Die Konkursverschleppung der HKG macht ein allgemeines Problem der AKW-Betreiber deutlich: Viele AKW werden in der Form der GmbH mit viel zu geringem Haftungskapital geführt (AKW Obrigheim mit 100 Mill. DM; AKW Brunsbüttel mit 63 Mill. DM; AKW Stade mit 60 Mill. DM).
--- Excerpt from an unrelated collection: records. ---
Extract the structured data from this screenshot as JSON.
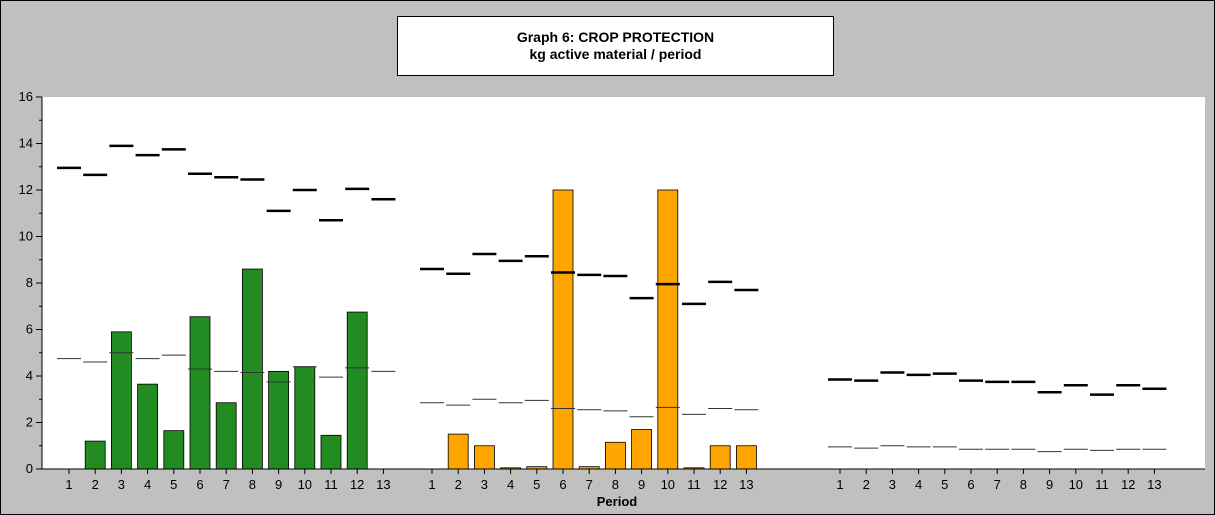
{
  "chart_data": {
    "type": "bar",
    "title": "Graph 6: CROP PROTECTION",
    "subtitle": "kg active material / period",
    "xlabel": "Period",
    "ylabel": "",
    "ylim": [
      0,
      16
    ],
    "y_ticks": [
      "0",
      "2",
      "4",
      "6",
      "8",
      "10",
      "12",
      "14",
      "16"
    ],
    "categories": [
      "1",
      "2",
      "3",
      "4",
      "5",
      "6",
      "7",
      "8",
      "9",
      "10",
      "11",
      "12",
      "13"
    ],
    "grid": false,
    "legend": "none",
    "groups": [
      {
        "bar_color": "#228b22",
        "values": [
          0,
          1.2,
          5.9,
          3.65,
          1.65,
          6.55,
          2.85,
          8.6,
          4.2,
          4.4,
          1.45,
          6.75,
          0
        ],
        "upper_marks": [
          12.95,
          12.65,
          13.9,
          13.5,
          13.75,
          12.7,
          12.55,
          12.45,
          11.1,
          12.0,
          10.7,
          12.05,
          11.6
        ],
        "lower_marks": [
          4.75,
          4.6,
          5.0,
          4.75,
          4.9,
          4.3,
          4.2,
          4.15,
          3.75,
          4.4,
          3.95,
          4.35,
          4.2
        ]
      },
      {
        "bar_color": "#ffa500",
        "values": [
          0,
          1.5,
          1.0,
          0.05,
          0.1,
          12.0,
          0.1,
          1.15,
          1.7,
          12.0,
          0.05,
          1.0,
          1.0
        ],
        "upper_marks": [
          8.6,
          8.4,
          9.25,
          8.95,
          9.15,
          8.45,
          8.35,
          8.3,
          7.35,
          7.95,
          7.1,
          8.05,
          7.7
        ],
        "lower_marks": [
          2.85,
          2.75,
          3.0,
          2.85,
          2.95,
          2.6,
          2.55,
          2.5,
          2.25,
          2.65,
          2.35,
          2.6,
          2.55
        ]
      },
      {
        "bar_color": "#8a8a8a",
        "values": [
          0,
          0,
          0,
          0,
          0,
          0,
          0,
          0,
          0,
          0,
          0,
          0,
          0
        ],
        "upper_marks": [
          3.85,
          3.8,
          4.15,
          4.05,
          4.1,
          3.8,
          3.75,
          3.75,
          3.3,
          3.6,
          3.2,
          3.6,
          3.45
        ],
        "lower_marks": [
          0.95,
          0.9,
          1.0,
          0.95,
          0.95,
          0.85,
          0.85,
          0.85,
          0.75,
          0.85,
          0.8,
          0.85,
          0.85
        ]
      }
    ]
  }
}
Wir Grünen halten die Wahl dieser Rechtsform für einen sittenwidrigen Versuch der Energiewirtschaft, sich gegenüber der Allgemeinheit aus der Verantwortung zu stehlen."
2017: Keinerlei Sicherungen für Rückstellungen für Rückbau!
Auf ein weiteres entscheidendes Versäumnis der ehemaligen rot-grünen Bundesregierung von 2017 wies am 16. 9. 2024 Dirk Seifert auf seiner Homepage „umweltfairändern.de" hin:
„Um die Lasten der Atomkonzerne zu reduzieren, hatte die damalige Bundesregierung 2017 mit Unterstützung der Grünen eine „Neuordnung" beim Atomausstieg vorgenommen. Der gesamte Bereich der Atomabfälle wurde verstaatlicht und gegen eine Einmalzahlung von rund 24 Mrd. Euro wurden RWE, Vattenfall, PreußenElektra und Eon sowie weitere kleiner beteiligte Unternehmen von der weiteren Kostenverantwortung endgültig befreit.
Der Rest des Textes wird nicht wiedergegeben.